Defendant pleads an estoppel, based on the fact that it has paid and plaintiff has received the annual rentals for the gas well which it has produced and which it is operating.
It was conceded in plaintiffs’ petition that the gas well referred to was the property of defendant so long as it produced gas in paying quantity, and therefore that the stipulated rental of $200 per year was payable as long as defendant kept possession of the well.

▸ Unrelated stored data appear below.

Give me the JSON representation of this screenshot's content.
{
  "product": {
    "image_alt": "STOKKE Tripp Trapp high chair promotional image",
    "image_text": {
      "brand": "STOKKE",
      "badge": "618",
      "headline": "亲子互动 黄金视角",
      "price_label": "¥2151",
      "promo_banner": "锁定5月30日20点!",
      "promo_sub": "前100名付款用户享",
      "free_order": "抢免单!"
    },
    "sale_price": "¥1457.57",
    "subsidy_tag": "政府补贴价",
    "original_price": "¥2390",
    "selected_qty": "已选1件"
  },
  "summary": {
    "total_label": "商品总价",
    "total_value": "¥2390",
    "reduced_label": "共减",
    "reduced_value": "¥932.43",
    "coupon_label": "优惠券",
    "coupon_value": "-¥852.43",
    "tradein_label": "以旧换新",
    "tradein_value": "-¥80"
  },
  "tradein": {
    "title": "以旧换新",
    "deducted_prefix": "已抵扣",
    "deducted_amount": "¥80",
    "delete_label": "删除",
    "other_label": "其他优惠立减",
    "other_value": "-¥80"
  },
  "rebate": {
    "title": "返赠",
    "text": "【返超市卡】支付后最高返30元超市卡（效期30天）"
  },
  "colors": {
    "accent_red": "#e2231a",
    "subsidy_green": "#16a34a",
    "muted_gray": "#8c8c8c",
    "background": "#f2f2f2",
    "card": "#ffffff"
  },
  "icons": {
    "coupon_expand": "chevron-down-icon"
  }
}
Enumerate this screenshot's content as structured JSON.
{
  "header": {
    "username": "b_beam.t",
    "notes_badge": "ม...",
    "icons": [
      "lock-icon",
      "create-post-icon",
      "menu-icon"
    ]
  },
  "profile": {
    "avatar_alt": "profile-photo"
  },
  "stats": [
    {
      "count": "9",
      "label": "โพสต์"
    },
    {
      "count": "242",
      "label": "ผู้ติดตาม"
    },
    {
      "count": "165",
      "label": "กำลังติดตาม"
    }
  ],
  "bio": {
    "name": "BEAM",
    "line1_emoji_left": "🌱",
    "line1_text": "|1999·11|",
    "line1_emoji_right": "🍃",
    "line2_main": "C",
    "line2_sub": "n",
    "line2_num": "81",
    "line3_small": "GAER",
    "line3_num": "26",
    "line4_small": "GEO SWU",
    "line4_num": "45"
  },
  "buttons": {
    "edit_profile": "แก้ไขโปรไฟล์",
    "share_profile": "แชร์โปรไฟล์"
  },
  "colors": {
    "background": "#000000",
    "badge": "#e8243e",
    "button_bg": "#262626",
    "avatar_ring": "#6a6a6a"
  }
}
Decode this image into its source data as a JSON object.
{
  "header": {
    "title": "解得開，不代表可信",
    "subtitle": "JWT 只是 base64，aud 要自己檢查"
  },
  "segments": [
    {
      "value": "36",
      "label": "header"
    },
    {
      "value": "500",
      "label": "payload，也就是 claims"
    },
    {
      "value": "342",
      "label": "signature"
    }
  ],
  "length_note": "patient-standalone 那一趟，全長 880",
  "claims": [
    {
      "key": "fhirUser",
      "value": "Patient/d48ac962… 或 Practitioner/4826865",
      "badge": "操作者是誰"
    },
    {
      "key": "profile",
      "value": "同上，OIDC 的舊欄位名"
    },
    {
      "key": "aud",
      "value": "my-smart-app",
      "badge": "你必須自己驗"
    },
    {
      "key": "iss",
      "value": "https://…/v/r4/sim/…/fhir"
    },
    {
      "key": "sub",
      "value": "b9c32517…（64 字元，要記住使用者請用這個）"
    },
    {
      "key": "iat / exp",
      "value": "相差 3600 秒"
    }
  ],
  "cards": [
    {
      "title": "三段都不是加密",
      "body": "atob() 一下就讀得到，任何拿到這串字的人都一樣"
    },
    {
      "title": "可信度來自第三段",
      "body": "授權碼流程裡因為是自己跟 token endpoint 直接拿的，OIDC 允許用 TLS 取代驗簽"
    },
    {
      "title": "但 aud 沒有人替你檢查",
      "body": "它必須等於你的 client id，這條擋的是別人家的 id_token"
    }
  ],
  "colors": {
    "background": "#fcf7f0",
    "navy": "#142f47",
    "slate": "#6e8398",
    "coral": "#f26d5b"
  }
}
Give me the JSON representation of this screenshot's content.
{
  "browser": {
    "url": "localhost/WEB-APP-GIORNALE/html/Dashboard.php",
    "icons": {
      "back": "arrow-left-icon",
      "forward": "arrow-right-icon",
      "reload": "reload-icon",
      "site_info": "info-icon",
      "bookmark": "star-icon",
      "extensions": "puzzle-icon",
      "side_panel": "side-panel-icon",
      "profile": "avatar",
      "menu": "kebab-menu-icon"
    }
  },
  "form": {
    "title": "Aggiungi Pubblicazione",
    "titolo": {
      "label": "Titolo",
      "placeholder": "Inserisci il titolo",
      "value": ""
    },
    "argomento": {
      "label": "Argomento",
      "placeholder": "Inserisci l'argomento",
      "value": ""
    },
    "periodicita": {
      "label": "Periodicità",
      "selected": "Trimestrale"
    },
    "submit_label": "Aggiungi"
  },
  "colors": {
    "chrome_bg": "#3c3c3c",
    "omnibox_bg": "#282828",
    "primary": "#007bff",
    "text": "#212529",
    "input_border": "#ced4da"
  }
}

*289In disposing of this point the district judge well said:
“It is very evident that the drilling of the first gas well was not a compliance With defendant company’s expressed obligations to develop plaintiffs’ property for oil or gas with diligence after the discovery of oil or gas in paying quantities. How, then, can the payment of rentals on this well and the receipt of these rentals by plaintiffs after the defendant company has been put in default operate as an estoppel of plaintiffs’ right to sue for the rescission on the ground that defendant company has violated its expressed obligation to drill additional wells if the first'well proved successful? * * *
“If the contention of defendant company is correct, then it could avoid drilling any of the wells it might obligate itself to drill except the first well, by paying the rentals on the first well after being put in default as to the second well, although it was defendant company’s duty to pay these rentals.”
The judgment appealed from is affirmed.